Entre o mundo real e o imaginário existe um muro, através do qual ninguém tem coragem de atravessar. Apenas o destemido, ou simplesmente fingidor de coragem, João Sem Medo ousa resistir ao conformismo instalado e saltar para lá do muro, das fronteiras do seu mundo. Cansado das choraminguices dos seus pares e do ambiente enfadonho de lamúrias na terra Chora-Que-Logo-Bebes,  o rapaz tenta encontrar uma resposta no outro lado tão temeroso e apetecível. Contudo a sua jornada torna-se mais árdua do que aquela que imaginava.

João Sem Medo é o herói que dá nome à peça de teatro, que estreia hoje no Teatro D.Maria II, com encenação de João Mota. A personagem principal é descrita pelo seu autor, José Gomes Ferreira, como “valente e refilão, sem idade determinada, a fim de cada um lhe desenhar o perfil e atribuir a idade que lhe desejasse”. As características físicas pouco importam. Aliás, a falta desses atributos permite que a personagem seja facilmente “vestida” por qualquer pessoa da audiência.

Os atores com uma indumentária negra e impessoal incorporam as mais variadas personagens. Todos eles vestem a pele de João Sem Medo, pois cada um de nós pode colocar o pequeno gorro branco de riscas negras que dá vida ao protagonista destas aventuras.

É interessante o recurso a elementos exteriores à cena para enriquecer o espetáculo, tais como instrumentos musicais que são tocados ao vivo, bolas de sabão, serpentinas e confetis. Outro aspeto a realçar na peça é a introdução da voz do criador de João Sem Medo, José Gomes Ferreira, no decorrer da ação. O autor, enquanto narrador da história, através da voz off interpela os atores e intervem na história, de modo a salvar o herói das garras indomáveis do medo.

A caminhada por este mundo imaginário desperta-nos para a crítica da nossa sociedade.

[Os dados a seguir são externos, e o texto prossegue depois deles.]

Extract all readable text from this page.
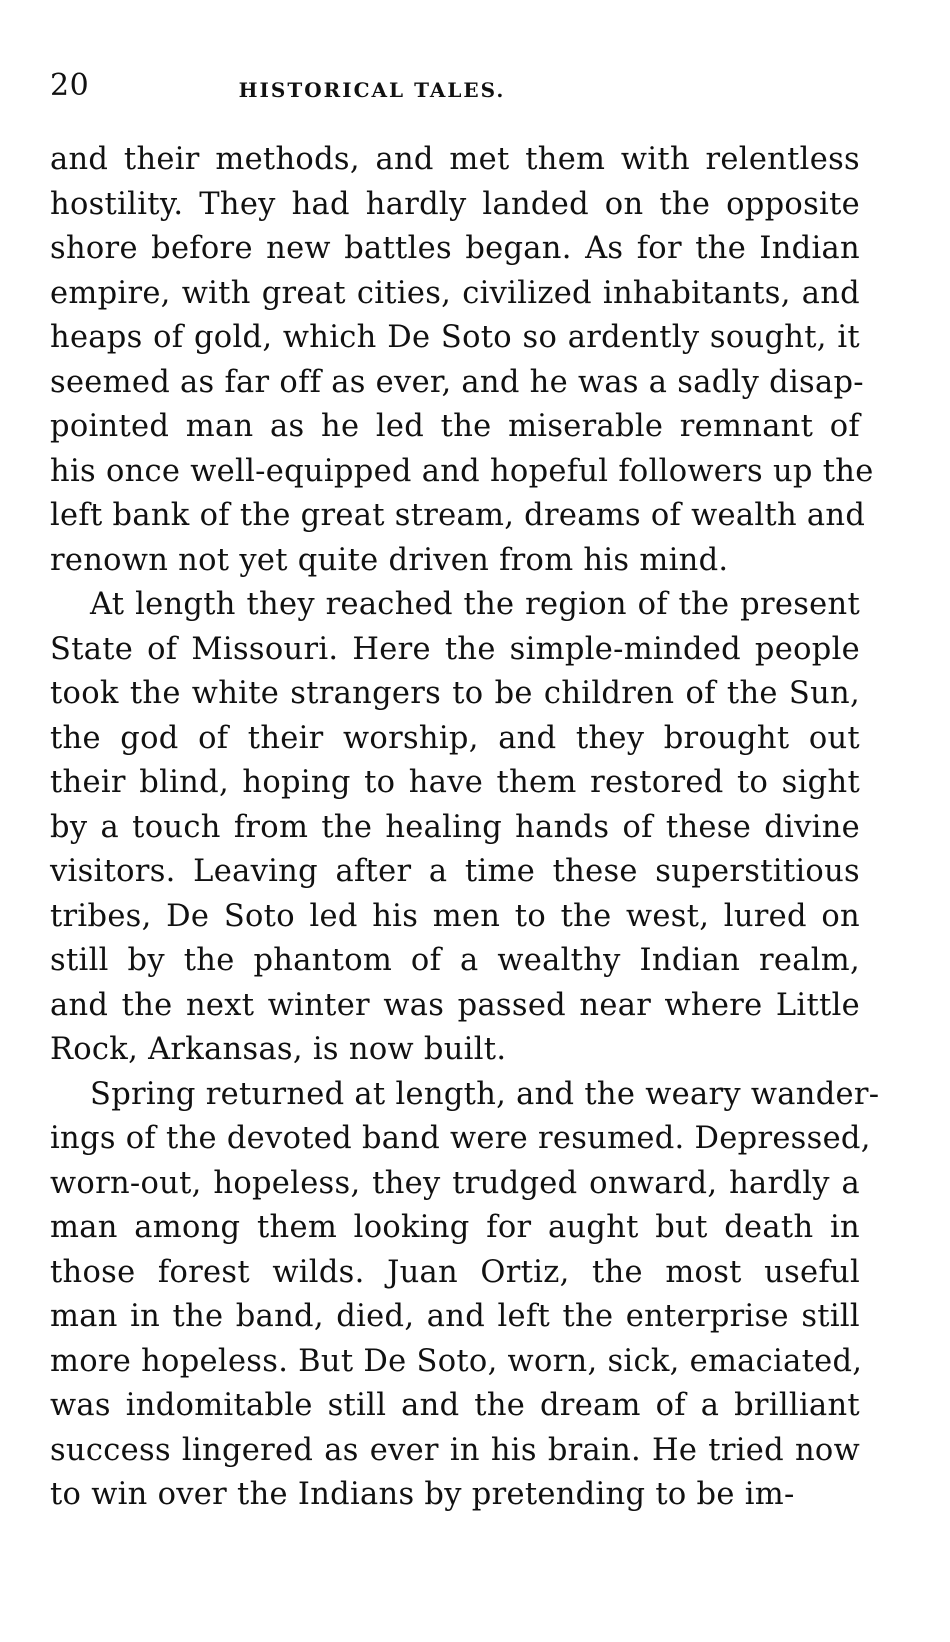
20	HISTORICAL TALES.
and their methods, and met them with relentless
hostility. They had hardly landed on the opposite
shore before new battles began. As for the Indian
empire, with great cities, civilized inhabitants, and
heaps of gold, which De Soto so ardently sought, it
seemed as far off as ever, and he was a sadly disap-
pointed man as he led the miserable remnant of
his once well-equipped and hopeful followers up the
left bank of the great stream, dreams of wealth and
renown not yet quite driven from his mind.
At length they reached the region of the present
State of Missouri. Here the simple-minded people
took the white strangers to be children of the Sun,
the god of their worship, and they brought out
their blind, hoping to have them restored to sight
by a touch from the healing hands of these divine
visitors. Leaving after a time these superstitious
tribes, De Soto led his men to the west, lured on
still by the phantom of a wealthy Indian realm,
and the next winter was passed near where Little
Rock, Arkansas, is now built.
Spring returned at length, and the weary wander-
ings of the devoted band were resumed. Depressed,
worn-out, hopeless, they trudged onward, hardly a
man among them looking for aught but death in
those forest wilds. Juan Ortiz, the most useful
man in the band, died, and left the enterprise still
more hopeless. But De Soto, worn, sick, emaciated,
was indomitable still and the dream of a brilliant
success lingered as ever in his brain. He tried now
to win over the Indians by pretending to be im-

Por meio de metáforas e alusões a monstros de três bocas, homens sem cabeça, pedras falantes, caminhos sufocados por regras e uma liberdade ilusória, conseguimos reconhecer que a nossa realidade não está muito longe dessa terra de fantasia. Conclui-se então que vivemos num mundo de pernas para o ar, em que por vezes quem nos rege não tem a competência necessária, que premeia os que vivem em função das aparências e cujas bocas expulsam palavras automáticas, desprovidas de valor, sem recurso ao pensamento.

No final da viagem, João Sem Medo opta por voltar à realidade. Entre o mundo real e o meio imaginário não há grandes diferenças, ambos estão encurralados  num sistema sem sentido, desprovido de esperança, queixando-se de tudo e de nada, vertendo lágrimas sem fim, mas pelo menos existem pequenos momentos reais que surtam saudade e são insubstituíveis, como o típico bacalhau com batatas. Apesar da forte critica, a peça termina com uma mensagem otimista: mesmo nas adversidades, deve ser-se feliz com as vitórias e dar valor aos pormenores da vida.

As aventuras de João Sem Medo conta com as interpretações de ilustres atores: Alexandre Lopes, Hugo Franco, Marco Paiva, Mia Farr, Miguel Sermão e Tânia Alves.

Este conto pouco convencional, repleto de significado, é dirigido tanto miúdos como a graúdos e está em cena no Teatro D. Maria II de 10 de fevereiro a 21 de abril, de quarta a sexta na Sala Garrett.